First quarter 2026 projections anticipate revenue ranging from $1.435 billion to $1.535 billion, with earnings per share estimated between $0.56 and $0.66. These figures suggest sequential stabilization, which represents precisely what market participants have been anticipating.
The equity commands a trailing price-to-earnings ratio of 307x, appearing elevated on the surface. However, the forward P/E of 31x captures the earnings rebound that analysts are factoring into their models.
Market capitalization hovers around $35 billion. Analyst sentiment remains divided at present: 11 Buy recommendations versus 23 Hold ratings.
InvestingPro intelligence indicates the stock trades above its Fair Value calculation, positioning it among the most richly valued companies in the current market environment.
Supply Chain Dynamics
Another supporting factor is developing beneath the surface. Baird’s research indicates that semiconductor lead times are expanding across various product categories.
MOSFET lead times currently average 25 weeks across the broader industry. Onsemi’s MOSFET products specifically are experiencing lead times extending to 26 weeks — an indication that demand is accelerating beyond supply’s ability to keep pace.
This type of supply constraint typically supports improved pricing power, which would assist margin recovery from the 38% non-GAAP gross margin low point the company experienced during the previous cycle.
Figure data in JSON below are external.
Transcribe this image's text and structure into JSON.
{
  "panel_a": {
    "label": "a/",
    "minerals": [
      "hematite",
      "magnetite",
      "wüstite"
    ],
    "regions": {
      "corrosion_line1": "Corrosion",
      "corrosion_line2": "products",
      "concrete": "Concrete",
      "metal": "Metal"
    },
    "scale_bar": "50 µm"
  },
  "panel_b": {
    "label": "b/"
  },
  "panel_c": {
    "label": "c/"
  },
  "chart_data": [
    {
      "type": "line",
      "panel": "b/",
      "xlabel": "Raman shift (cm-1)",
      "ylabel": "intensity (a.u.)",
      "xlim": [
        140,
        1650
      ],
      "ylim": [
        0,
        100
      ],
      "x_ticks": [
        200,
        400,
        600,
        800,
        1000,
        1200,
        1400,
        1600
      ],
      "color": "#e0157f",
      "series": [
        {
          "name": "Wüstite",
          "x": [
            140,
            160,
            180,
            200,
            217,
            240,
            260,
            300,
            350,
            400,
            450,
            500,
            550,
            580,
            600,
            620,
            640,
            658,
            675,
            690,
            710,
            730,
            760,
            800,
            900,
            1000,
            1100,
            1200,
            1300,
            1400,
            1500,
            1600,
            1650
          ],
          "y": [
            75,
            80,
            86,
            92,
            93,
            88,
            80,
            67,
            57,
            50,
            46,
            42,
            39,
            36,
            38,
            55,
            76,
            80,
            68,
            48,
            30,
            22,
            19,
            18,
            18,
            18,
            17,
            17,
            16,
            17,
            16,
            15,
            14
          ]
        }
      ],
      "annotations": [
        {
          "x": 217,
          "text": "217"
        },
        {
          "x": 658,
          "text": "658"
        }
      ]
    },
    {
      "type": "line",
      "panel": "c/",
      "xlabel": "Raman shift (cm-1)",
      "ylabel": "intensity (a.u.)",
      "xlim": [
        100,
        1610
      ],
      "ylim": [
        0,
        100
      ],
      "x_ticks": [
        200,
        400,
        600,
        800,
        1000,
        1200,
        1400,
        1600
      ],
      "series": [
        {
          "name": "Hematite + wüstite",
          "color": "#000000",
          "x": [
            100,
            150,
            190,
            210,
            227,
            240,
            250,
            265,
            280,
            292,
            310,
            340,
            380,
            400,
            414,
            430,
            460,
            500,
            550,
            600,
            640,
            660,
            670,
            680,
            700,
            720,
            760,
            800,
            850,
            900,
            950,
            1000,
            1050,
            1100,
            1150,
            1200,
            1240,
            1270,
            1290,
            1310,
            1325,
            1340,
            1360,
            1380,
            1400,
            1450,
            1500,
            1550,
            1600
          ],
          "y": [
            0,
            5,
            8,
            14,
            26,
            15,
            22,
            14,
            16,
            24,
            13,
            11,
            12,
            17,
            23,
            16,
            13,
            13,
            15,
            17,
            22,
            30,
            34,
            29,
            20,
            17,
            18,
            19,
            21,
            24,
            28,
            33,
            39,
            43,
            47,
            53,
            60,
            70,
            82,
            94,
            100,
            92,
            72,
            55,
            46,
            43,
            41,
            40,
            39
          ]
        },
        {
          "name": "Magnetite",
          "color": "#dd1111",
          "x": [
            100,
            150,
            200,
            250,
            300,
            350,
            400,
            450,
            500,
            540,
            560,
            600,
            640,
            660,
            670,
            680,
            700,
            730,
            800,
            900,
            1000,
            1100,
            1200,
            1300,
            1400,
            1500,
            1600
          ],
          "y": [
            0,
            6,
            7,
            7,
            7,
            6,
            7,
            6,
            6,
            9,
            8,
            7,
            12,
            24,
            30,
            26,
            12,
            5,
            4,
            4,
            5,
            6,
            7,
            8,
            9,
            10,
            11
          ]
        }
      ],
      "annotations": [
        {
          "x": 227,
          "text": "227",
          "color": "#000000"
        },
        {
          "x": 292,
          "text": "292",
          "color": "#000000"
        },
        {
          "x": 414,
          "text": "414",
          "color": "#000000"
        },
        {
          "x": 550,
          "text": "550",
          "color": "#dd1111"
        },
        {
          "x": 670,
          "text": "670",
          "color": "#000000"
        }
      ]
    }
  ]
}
Challenges persist in the equation. Barclays highlighted ON’s substantial exposure to automotive and China markets when establishing coverage at Equal-Weight.
Insider transaction patterns merit attention as well. CFO selling activity in April introduces a cautionary element to an otherwise optimistic technical setup.
Market focus now shifts to May 4, when On Semiconductor unveils its Q1 2026 financial performance. The earnings release will serve as the initial genuine validation of whether the stabilization narrative proves sustainable.